By Kevin Robinson in News on Aug 19, 2010 2:00PM

Photo of an abandoned El platform, by BWChicago.
Mayor Daley announced the creation of a blue-ribbon committee (literally - it's called the "O'Hare Express Blue Ribbon Committee") to study the feasibility of building a privately financed and operated high-speed train from O'Hare to Block 37. “It has to be almost a separate private system,” Da Mare said in a press conference at City Hall. He's hoping that the 17 member panel, made up of local civic, labor and business leaders and led by Lester Crown of Henry Crown and Co, can figure out a way to build and operate a system parallel to the Blue Line without any city or government money. “The mandate from the mayor is: ‘No city money. No government money.’ ” Crown told the Sun-Times. “There’s already interest by private investment funds, foreign investment funds,” Daley said. “They’ve come to see me, I’ll be very frank, talking about this. That’s exciting.”

When who the private investors that have shown interest might be, Daley told the press that “The Chinese, Japanese and Middle East already," are interested. "And that excludes other investment funds here in America.
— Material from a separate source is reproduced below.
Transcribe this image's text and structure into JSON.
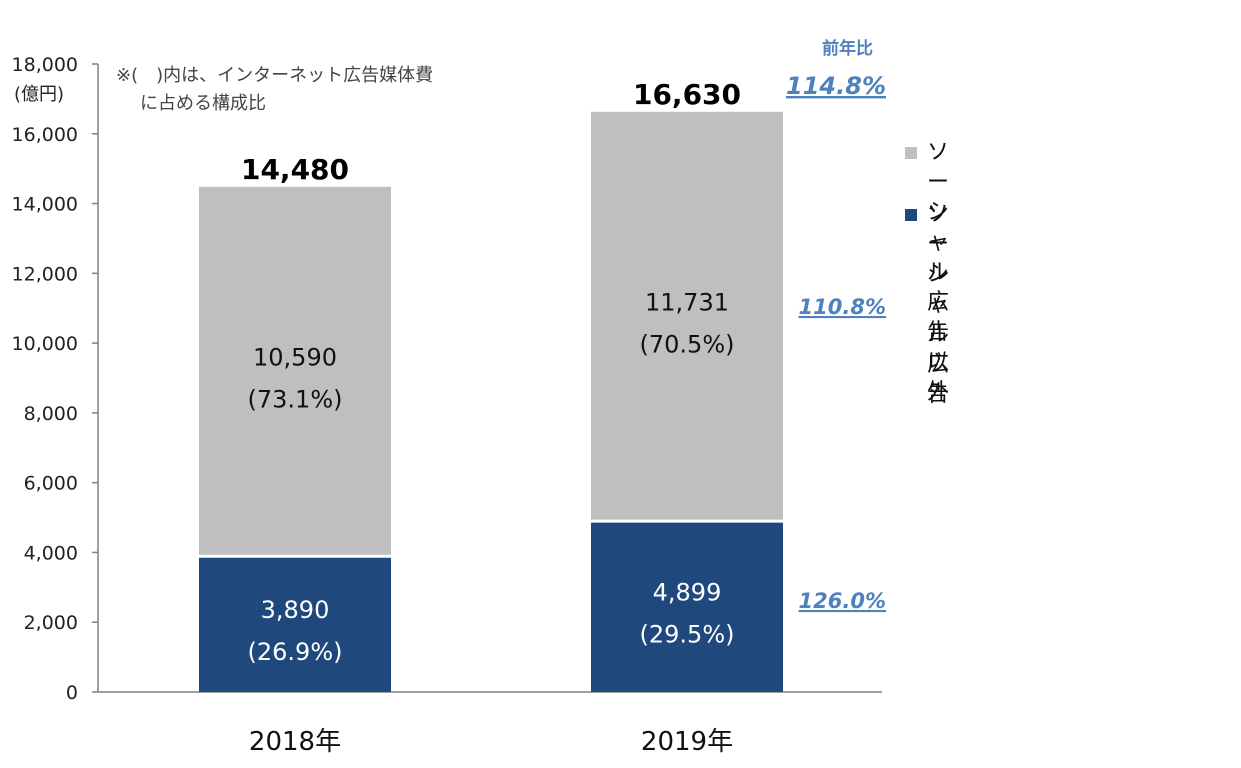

Once you start this, once you announce it through the media, then we’ll get more and more interest.” Of course, financing the Block 37 super station fantasy with private funds isn't a brand new concept. Ron Huberman proposed a similar idea when he was president of the CTA:

"I have carefully read the business case for airport service and believe that a premium service built and operated in conjunction with a private sector partner is the way to go," said Huberman. "To replicate the success of premium service in other major cities, we really need to leverage private sector resources and expertise."
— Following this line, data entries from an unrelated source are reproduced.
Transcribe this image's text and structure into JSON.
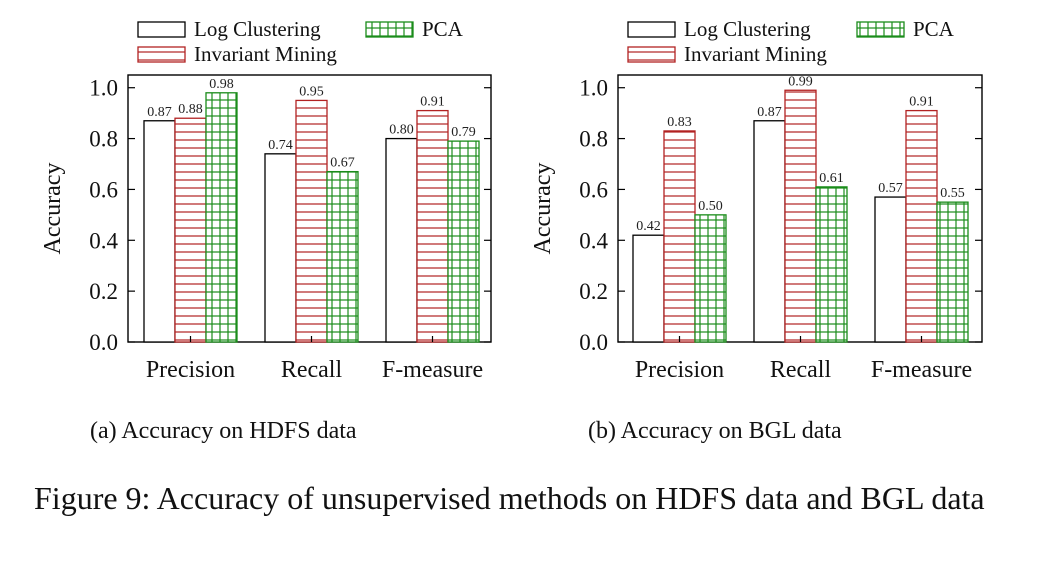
{
  "figure": {
    "caption": "Figure 9: Accuracy of unsupervised methods on HDFS data and BGL data",
    "subcaptions": [
      "(a) Accuracy on HDFS data",
      "(b) Accuracy on BGL data"
    ]
  },
  "chart_data": [
    {
      "type": "bar",
      "title": "",
      "xlabel": "",
      "ylabel": "Accuracy",
      "ylim": [
        0,
        1.05
      ],
      "yticks": [
        "0.0",
        "0.2",
        "0.4",
        "0.6",
        "0.8",
        "1.0"
      ],
      "categories": [
        "Precision",
        "Recall",
        "F-measure"
      ],
      "legend": "top",
      "series": [
        {
          "name": "Log Clustering",
          "values": [
            0.87,
            0.74,
            0.8
          ],
          "labels": [
            "0.87",
            "0.74",
            "0.80"
          ],
          "color": "#000000",
          "pattern": "none"
        },
        {
          "name": "Invariant Mining",
          "values": [
            0.88,
            0.95,
            0.91
          ],
          "labels": [
            "0.88",
            "0.95",
            "0.91"
          ],
          "color": "#b22222",
          "pattern": "horizontal"
        },
        {
          "name": "PCA",
          "values": [
            0.98,
            0.67,
            0.79
          ],
          "labels": [
            "0.98",
            "0.67",
            "0.79"
          ],
          "color": "#1a8c1a",
          "pattern": "grid"
        }
      ]
    },
    {
      "type": "bar",
      "title": "",
      "xlabel": "",
      "ylabel": "Accuracy",
      "ylim": [
        0,
        1.05
      ],
      "yticks": [
        "0.0",
        "0.2",
        "0.4",
        "0.6",
        "0.8",
        "1.0"
      ],
      "categories": [
        "Precision",
        "Recall",
        "F-measure"
      ],
      "legend": "top",
      "series": [
        {
          "name": "Log Clustering",
          "values": [
            0.42,
            0.87,
            0.57
          ],
          "labels": [
            "0.42",
            "0.87",
            "0.57"
          ],
          "color": "#000000",
          "pattern": "none"
        },
        {
          "name": "Invariant Mining",
          "values": [
            0.83,
            0.99,
            0.91
          ],
          "labels": [
            "0.83",
            "0.99",
            "0.91"
          ],
          "color": "#b22222",
          "pattern": "horizontal"
        },
        {
          "name": "PCA",
          "values": [
            0.5,
            0.61,
            0.55
          ],
          "labels": [
            "0.50",
            "0.61",
            "0.55"
          ],
          "color": "#1a8c1a",
          "pattern": "grid"
        }
      ]
    }
  ]
}
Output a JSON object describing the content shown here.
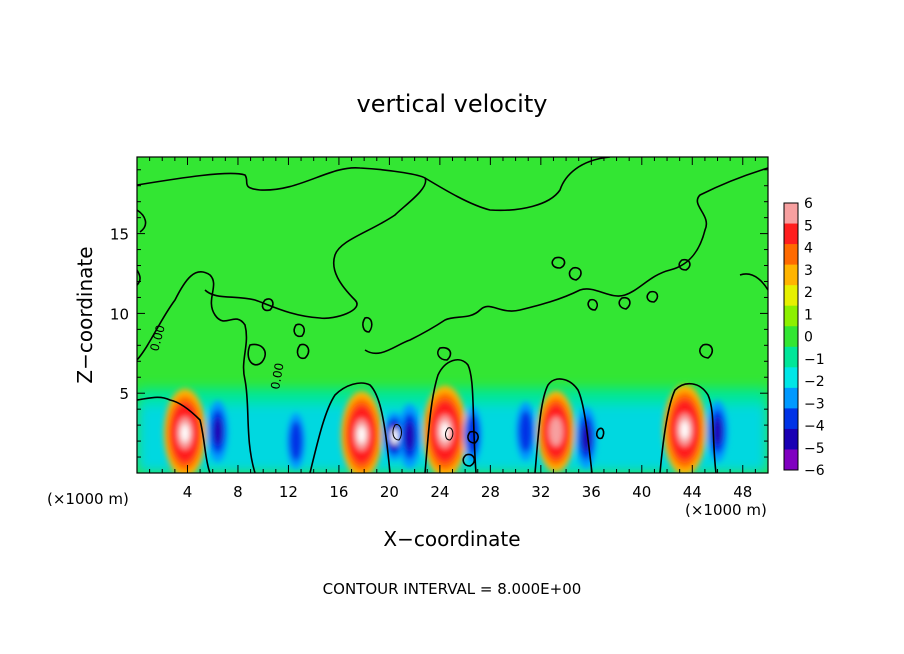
{
  "chart_data": {
    "type": "heatmap",
    "title": "vertical velocity",
    "xlabel": "X−coordinate",
    "ylabel": "Z−coordinate",
    "x_unit_left": "(×1000 m)",
    "x_unit_right": "(×1000 m)",
    "footer": "CONTOUR INTERVAL = 8.000E+00",
    "xlim": [
      0,
      50
    ],
    "ylim": [
      0,
      19.8
    ],
    "x_ticks": [
      4,
      8,
      12,
      16,
      20,
      24,
      28,
      32,
      36,
      40,
      44,
      48
    ],
    "x_tick_labels": [
      "4",
      "8",
      "12",
      "16",
      "20",
      "24",
      "28",
      "32",
      "36",
      "40",
      "44",
      "48"
    ],
    "y_ticks": [
      5,
      10,
      15
    ],
    "y_tick_labels": [
      "5",
      "10",
      "15"
    ],
    "contour_label": "0.00",
    "colorbar": {
      "ticks": [
        6,
        5,
        4,
        3,
        2,
        1,
        0,
        -1,
        -2,
        -3,
        -4,
        -5,
        -6
      ],
      "tick_labels": [
        "6",
        "5",
        "4",
        "3",
        "2",
        "1",
        "0",
        "−1",
        "−2",
        "−3",
        "−4",
        "−5",
        "−6"
      ],
      "colors": [
        "#f7a0a0",
        "#ff1e1e",
        "#ff6a00",
        "#ffb400",
        "#e6f000",
        "#8cf000",
        "#33e633",
        "#00e699",
        "#00e6e6",
        "#0099ff",
        "#0033e6",
        "#1a00b3",
        "#8000c0"
      ]
    },
    "updrafts": [
      {
        "x": 3.8,
        "z": 2.5,
        "w": 40
      },
      {
        "x": 17.8,
        "z": 2.4,
        "w": 36
      },
      {
        "x": 24.4,
        "z": 2.6,
        "w": 48
      },
      {
        "x": 33.2,
        "z": 2.6,
        "w": 22
      },
      {
        "x": 43.4,
        "z": 2.7,
        "w": 44
      },
      {
        "x": 20.4,
        "z": 2.3,
        "w": -30
      }
    ],
    "downdrafts": [
      {
        "x": 6.4,
        "z": 2.6,
        "w": -5
      },
      {
        "x": 12.6,
        "z": 2.0,
        "w": -3
      },
      {
        "x": 21.6,
        "z": 2.3,
        "w": -6
      },
      {
        "x": 26.6,
        "z": 2.4,
        "w": -3
      },
      {
        "x": 30.8,
        "z": 2.6,
        "w": -4
      },
      {
        "x": 35.6,
        "z": 2.2,
        "w": -5
      },
      {
        "x": 46.0,
        "z": 2.6,
        "w": -5
      }
    ]
  }
}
Block 37 already has a "super station" just waiting to be used for such transit development. CBS2's Mike Parker got all urban explorer on it last fall, giving himself a tour of the empty and unused station that cost Chicago a quarter billion dollars to build. Regardless, Daley is touting his new blue ribbon panel as "all about creating jobs and looking to the future," telling the Sun-Times that "These are not pork-barrel projects. This is private money coming in to invest with a decent return in regards to putting people back to work." That remains to be seen.